A few days ago, I came to a realization that totally changed my feelings about SVMs. In particular, I realized that I could use the hinge loss to train a regular neural network. Like any loss function, the hinge loss measures how well a model classifies inputs. However, it has a particular property that makes it special: when you minimize the hinge loss, you are essentially training an SVM.
Suddenly, I had a way to work SVMs into my existing ML framework. An SVM can be trained just like a neural network, provided you use the right loss function (combined with L2 regularization). All the complicating factors–stuff like kernels and quadratic programming–no longer seemed relevant. I finally had a way to benefit from SVMs without all the complications that seemed to come along with them.

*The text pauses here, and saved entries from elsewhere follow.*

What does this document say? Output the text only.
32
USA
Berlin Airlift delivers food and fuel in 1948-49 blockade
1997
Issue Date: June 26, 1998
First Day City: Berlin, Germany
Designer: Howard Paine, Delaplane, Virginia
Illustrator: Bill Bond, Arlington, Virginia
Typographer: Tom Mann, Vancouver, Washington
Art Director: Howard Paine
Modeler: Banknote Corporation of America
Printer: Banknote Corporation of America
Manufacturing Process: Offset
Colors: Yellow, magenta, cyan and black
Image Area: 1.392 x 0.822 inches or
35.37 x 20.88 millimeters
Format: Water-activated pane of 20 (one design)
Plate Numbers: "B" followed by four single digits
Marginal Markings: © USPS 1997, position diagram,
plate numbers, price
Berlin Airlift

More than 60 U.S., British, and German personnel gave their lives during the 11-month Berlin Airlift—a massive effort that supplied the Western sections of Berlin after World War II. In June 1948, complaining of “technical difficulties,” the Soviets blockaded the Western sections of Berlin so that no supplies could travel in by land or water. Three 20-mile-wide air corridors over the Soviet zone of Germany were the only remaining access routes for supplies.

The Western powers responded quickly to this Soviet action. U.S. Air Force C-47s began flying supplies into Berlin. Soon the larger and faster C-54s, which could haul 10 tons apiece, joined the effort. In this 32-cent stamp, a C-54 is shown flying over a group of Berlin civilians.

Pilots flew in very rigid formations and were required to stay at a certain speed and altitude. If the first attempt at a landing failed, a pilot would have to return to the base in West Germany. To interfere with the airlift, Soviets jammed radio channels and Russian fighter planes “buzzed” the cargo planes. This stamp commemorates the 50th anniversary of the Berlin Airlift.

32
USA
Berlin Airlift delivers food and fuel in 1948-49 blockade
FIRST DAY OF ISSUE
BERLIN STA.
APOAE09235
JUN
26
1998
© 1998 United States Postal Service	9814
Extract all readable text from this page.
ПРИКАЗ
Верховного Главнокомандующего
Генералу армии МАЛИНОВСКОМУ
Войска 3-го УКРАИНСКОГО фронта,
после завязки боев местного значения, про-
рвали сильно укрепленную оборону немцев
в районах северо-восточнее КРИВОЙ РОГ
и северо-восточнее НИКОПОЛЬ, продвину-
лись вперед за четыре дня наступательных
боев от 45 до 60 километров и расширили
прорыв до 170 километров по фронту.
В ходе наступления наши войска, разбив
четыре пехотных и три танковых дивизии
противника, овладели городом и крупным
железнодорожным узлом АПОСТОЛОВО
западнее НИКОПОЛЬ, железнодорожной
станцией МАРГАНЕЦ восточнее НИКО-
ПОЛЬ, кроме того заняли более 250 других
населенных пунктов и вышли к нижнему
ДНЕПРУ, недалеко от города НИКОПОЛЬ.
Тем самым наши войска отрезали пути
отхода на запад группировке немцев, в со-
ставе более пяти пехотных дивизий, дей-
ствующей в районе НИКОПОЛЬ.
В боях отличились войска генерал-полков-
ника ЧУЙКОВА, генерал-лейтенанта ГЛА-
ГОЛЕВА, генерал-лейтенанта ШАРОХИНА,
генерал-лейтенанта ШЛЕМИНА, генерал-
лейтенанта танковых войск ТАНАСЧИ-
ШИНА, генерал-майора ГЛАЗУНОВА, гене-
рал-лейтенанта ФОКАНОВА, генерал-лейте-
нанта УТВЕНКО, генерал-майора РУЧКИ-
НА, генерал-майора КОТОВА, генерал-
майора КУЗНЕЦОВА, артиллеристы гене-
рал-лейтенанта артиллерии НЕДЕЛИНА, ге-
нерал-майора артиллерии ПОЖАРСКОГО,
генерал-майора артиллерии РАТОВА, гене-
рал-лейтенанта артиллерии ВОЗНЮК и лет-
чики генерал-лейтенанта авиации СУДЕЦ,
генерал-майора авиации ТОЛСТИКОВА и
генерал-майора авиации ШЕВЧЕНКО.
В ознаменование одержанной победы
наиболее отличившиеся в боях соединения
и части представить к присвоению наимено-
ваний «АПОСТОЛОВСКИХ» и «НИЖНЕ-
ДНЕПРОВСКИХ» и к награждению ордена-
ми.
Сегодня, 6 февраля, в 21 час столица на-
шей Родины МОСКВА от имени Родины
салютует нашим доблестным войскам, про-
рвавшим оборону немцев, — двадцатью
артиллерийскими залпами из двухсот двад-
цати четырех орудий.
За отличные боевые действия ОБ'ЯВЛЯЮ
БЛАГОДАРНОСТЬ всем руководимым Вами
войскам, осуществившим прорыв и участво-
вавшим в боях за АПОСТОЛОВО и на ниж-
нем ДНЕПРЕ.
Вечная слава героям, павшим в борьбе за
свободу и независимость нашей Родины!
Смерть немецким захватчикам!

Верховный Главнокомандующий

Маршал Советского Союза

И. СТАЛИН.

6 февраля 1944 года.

Implementing the hinge loss in my own ML framework was fairly simple, although I had trouble deciding which version of the multi-class hinge loss to use. Annoyingly, Wikipedia only mentioned one variant of said loss. Thanks to me, that is now fixed.
Once I had an implementation of the hinge loss, I trained a linear SVM on the MNIST handwriting dataset. The results were amazing! After less than a second of training, the model had a 92% validation accuracy. But I didn’t want to stop there.
Until this week, I have never used the CIFAR dataset. If you aren’t familiar, CIFAR is a database of labeled color images. For example, there are thousands of 32×32 images of cars, each labeled “automobile”. I trained a linear SVM on CIFAR-10 (a CIFAR dataset with 10 categories). The resulting SVM was able to classify 38% of images correctly, which is pretty impressive for such a simple model.
Unlike most ML models, it is easy to visualize what a linear SVM is doing. For each class, the SVM finds a vector describing samples in that class. We can treat these vectors as images to see exactly what the SVM is looking for:
You can probably see why the car is the way it is. The boat image is also somewhat obvious: most boats are brown-ish objects floating in a blue-ish ocean. The frog is also quite clear: frogs are approximately green blobs. If you squint closely enough at the horse, you can probably explain it as well.
Perhaps the nicest thing about linear SVMs is that they learn so quickly. The CIFAR SVM took about 10 seconds to train. The MNIST SVM took less than a second. That’s something you don’t get from the typical neural network.
Now that I have had some fun with linear SVMs, I hope that they will become part of my everyday ML process. In the very least, they can often give a good baseline for classification accuracy.